Covid-19 is in a relatively “stable” state right now in the United States, but the nation still sees about 350 deaths related to the disease each day, said Dr. Jessica Justman, assistant professor of medicine in epidemiology. Columbia University Mailman School of Public Health and Senior Technical Director of the ICAP Global Health Programme.

While levels of Covid-19 remain well below those of previous increases, trends are picking up in parts of the US, new hospital admissions have jumped nearly 50% over the past month, and there is growing concern that case numbers may Rising after the winter holidays.

Justman said that to reduce the risk of further spread of Covid-19, it will be important for people in the new year to continue to stay up to date with their Covid-19 vaccinations.

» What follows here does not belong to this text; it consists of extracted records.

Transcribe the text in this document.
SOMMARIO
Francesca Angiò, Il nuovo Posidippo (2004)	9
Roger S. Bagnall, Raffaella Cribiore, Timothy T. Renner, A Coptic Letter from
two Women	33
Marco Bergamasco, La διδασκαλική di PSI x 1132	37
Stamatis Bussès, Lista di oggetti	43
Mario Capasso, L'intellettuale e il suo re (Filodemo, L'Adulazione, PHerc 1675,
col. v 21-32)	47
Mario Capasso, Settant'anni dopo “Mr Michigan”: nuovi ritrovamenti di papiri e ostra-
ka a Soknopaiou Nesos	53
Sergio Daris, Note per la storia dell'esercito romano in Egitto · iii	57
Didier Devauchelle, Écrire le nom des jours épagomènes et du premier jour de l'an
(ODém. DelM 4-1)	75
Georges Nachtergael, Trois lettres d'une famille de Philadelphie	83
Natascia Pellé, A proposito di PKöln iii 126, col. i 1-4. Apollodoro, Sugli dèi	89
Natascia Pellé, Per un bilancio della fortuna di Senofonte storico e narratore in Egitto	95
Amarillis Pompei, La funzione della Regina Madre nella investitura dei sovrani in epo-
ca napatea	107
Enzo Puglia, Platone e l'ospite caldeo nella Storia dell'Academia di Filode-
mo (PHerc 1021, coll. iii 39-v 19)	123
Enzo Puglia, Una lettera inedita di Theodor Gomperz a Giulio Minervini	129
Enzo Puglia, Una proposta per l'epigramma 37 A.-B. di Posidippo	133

Only 14.6% of the US population ages 5 years and older have received an updated booster dose, According to CDC data.

“After that time, this question will be closed? This takes me to China,” Justman said.

“I am concerned that China is now a giant incubator for SARS-CoV-2. There is a possibility that there will be a lot of infections and with that, there are new variants,” she said.

“I think we’ll be looking at new variants of concern” in 2023, Justman said. “The question is: Are we going back to a point where we have a variant of the variant causing such severe disease that we don’t benefit from our protection from previous infections and from previous vaccinations? .. I would be optimistic and say I don’t think we will go back to that point.”